Accelerating Research on Pregnant and Lactating Women

According to the SWHR-FasterCures report, the Cures Act also brought much-needed attention to the lack of research on pregnant and lactating women by establishing the Task Force on Research Specific to Pregnant Women and Lactating Women (PRGLAC).

After a series of public meetings, the PRGLAC task force submitted a report to the Secretary of Health and Human Services (HHS) and Congress with 15 recommendations to improve the development of safe and effective therapies for pregnant and lactating women.

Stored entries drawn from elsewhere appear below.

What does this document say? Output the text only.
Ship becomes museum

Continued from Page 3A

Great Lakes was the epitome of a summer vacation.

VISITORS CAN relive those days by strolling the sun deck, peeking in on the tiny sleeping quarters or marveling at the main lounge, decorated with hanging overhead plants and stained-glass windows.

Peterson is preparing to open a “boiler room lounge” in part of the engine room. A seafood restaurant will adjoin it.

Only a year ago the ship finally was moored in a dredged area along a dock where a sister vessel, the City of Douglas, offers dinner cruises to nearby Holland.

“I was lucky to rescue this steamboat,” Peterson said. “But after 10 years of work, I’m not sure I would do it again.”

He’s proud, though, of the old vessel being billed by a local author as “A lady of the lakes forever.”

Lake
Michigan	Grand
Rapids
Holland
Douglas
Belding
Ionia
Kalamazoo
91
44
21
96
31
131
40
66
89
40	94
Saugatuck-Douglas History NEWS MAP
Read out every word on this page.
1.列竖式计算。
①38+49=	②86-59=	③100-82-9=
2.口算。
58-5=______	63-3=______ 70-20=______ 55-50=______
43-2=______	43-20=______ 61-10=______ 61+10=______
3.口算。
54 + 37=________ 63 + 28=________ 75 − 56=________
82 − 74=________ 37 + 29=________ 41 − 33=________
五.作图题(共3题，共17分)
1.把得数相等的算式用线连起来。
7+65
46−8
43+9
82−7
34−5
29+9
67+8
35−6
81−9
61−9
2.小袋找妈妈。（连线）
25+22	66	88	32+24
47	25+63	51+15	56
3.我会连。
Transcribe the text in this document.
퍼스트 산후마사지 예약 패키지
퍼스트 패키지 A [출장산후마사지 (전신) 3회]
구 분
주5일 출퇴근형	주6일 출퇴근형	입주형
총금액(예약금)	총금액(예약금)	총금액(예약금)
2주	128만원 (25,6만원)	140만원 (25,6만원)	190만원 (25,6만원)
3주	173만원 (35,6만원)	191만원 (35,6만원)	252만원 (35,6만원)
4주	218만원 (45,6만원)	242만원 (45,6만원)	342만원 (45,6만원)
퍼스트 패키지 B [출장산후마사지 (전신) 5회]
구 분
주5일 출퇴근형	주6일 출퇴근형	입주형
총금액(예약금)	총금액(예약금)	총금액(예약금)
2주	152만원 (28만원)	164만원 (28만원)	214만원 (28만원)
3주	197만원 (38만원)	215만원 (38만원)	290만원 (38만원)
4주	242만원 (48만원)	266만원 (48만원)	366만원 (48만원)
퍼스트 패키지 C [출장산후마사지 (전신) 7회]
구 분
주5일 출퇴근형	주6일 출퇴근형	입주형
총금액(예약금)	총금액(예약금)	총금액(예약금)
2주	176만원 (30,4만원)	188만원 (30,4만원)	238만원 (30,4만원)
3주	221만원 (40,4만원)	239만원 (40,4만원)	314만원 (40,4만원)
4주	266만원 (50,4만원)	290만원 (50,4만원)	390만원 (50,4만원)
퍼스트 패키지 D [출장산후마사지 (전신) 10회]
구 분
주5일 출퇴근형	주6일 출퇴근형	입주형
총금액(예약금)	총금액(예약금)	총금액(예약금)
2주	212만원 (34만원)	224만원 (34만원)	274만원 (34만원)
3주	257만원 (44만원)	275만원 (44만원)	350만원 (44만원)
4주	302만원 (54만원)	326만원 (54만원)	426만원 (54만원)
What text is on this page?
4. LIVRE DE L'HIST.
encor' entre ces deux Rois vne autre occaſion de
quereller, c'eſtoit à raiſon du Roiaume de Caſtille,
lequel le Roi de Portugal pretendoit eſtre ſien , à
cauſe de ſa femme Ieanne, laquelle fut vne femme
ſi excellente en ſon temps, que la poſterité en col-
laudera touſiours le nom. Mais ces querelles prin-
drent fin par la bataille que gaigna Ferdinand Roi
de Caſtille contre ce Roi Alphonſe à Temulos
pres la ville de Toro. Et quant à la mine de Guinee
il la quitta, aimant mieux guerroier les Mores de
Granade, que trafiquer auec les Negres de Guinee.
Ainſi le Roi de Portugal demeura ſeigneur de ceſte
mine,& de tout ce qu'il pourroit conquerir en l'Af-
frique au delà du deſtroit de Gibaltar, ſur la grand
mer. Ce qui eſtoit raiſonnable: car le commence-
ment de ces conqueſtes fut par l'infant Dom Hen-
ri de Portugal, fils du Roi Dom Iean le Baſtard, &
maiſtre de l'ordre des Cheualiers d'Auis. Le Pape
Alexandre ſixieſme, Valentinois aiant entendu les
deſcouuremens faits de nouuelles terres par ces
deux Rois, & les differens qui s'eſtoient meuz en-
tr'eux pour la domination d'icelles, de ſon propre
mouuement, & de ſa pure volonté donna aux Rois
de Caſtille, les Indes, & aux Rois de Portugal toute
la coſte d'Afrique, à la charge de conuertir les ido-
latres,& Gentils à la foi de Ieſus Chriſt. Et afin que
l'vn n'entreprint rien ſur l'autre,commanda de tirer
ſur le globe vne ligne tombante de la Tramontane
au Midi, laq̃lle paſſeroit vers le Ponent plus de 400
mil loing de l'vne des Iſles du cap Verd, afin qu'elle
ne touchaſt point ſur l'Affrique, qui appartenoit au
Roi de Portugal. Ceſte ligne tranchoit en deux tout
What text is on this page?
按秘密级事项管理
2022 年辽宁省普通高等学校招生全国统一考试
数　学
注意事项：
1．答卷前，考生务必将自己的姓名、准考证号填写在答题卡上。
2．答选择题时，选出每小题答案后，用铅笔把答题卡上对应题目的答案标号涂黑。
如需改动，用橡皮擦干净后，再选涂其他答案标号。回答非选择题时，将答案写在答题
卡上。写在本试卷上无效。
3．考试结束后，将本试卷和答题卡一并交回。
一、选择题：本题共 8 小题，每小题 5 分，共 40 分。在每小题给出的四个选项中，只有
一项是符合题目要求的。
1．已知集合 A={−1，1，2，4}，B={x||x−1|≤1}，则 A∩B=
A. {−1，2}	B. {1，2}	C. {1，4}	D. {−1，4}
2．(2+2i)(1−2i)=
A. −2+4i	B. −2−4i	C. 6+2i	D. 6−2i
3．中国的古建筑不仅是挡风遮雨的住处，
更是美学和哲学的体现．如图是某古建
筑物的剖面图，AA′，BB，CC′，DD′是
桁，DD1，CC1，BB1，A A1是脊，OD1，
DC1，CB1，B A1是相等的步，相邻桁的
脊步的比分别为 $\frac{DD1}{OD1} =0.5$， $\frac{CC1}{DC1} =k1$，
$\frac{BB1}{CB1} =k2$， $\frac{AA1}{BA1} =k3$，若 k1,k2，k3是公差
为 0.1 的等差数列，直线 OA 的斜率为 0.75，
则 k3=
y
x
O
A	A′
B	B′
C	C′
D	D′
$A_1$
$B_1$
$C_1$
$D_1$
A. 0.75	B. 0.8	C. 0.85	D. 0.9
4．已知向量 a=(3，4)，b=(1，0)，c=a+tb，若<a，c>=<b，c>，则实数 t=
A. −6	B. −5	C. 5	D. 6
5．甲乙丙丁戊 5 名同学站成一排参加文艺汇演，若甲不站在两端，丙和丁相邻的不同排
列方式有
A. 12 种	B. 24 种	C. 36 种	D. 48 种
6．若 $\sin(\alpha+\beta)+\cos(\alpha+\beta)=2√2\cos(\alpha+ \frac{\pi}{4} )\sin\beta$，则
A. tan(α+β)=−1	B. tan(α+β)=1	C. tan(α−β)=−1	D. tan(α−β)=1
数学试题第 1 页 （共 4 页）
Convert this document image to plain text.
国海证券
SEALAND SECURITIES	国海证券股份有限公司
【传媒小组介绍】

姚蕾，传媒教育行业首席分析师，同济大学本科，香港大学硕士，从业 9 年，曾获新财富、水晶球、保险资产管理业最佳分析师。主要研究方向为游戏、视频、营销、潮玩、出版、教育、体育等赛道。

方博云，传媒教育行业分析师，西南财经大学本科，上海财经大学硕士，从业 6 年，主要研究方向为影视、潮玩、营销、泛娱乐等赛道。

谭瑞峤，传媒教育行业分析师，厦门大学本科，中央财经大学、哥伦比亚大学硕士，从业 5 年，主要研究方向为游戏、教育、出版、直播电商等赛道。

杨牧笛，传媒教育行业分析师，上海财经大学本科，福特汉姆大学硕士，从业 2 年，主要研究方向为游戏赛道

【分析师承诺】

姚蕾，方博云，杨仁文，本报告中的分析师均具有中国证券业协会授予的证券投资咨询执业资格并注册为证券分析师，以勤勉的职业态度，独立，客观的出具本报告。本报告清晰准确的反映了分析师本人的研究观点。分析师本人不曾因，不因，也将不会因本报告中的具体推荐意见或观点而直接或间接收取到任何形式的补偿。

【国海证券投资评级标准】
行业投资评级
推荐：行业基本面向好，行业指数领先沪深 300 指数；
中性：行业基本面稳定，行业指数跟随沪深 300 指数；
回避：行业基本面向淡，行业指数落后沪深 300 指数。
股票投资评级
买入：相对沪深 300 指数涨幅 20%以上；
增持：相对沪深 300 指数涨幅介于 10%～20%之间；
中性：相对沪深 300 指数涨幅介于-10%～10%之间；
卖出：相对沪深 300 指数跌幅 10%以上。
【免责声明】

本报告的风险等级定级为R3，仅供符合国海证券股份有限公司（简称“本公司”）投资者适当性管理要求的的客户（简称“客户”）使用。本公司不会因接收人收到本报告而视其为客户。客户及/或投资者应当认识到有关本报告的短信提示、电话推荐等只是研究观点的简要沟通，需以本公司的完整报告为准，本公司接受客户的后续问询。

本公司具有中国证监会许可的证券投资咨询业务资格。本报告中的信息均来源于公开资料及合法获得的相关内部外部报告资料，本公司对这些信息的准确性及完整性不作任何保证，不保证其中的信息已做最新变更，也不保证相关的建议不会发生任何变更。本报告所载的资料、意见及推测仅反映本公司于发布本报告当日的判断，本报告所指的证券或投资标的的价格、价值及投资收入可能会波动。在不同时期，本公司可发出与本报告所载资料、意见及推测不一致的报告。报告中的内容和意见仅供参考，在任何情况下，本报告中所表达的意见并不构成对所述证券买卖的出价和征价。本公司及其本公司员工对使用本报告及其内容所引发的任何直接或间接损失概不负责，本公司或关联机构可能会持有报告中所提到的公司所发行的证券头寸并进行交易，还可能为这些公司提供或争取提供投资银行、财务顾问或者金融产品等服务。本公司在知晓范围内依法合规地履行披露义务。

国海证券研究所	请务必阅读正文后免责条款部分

Earlier this year, HHS extended the term of the PRGLAC Task Force for 2 additional years to provide advice and guidance on the implementation of its recommendations.

SWHR considers research on pregnant and lactating women as the next frontier for the inclusion of women in medical research, and the report stresses that the continuation of PRGLAC’s work is essential to addressing this research gap.

Future Opportunities to Advance Women’s Health Research

In the report, SWHR and FasterCures conclude that the Cures Act “has advanced the field of women’s health in significant ways and has emphasized the critical importance of women’s participation in clinical trials and the study and reporting of sex- and gender-based differences in disease.”

As Congress considers crafting a second iteration of the Cures Act, SWHR encourages policymakers to create incentives that encourage financial investment in women’s health research across public and private sectors.

Moving forward, the report encourages making the study of SABV a priority in federally funded research and expanding initiatives such as the NIH’s Sex & Gender Administrative Supplement Program, which grants supplemental funding as an incentive to add a sex component to an existing research program.

To improve the health of women across the lifespan, the report calls for optimizing the identification of research, conditions, and disease categories that warrant more attention and encouraging open dialogue within the scientific community to advance biomedical research and accelerate innovation.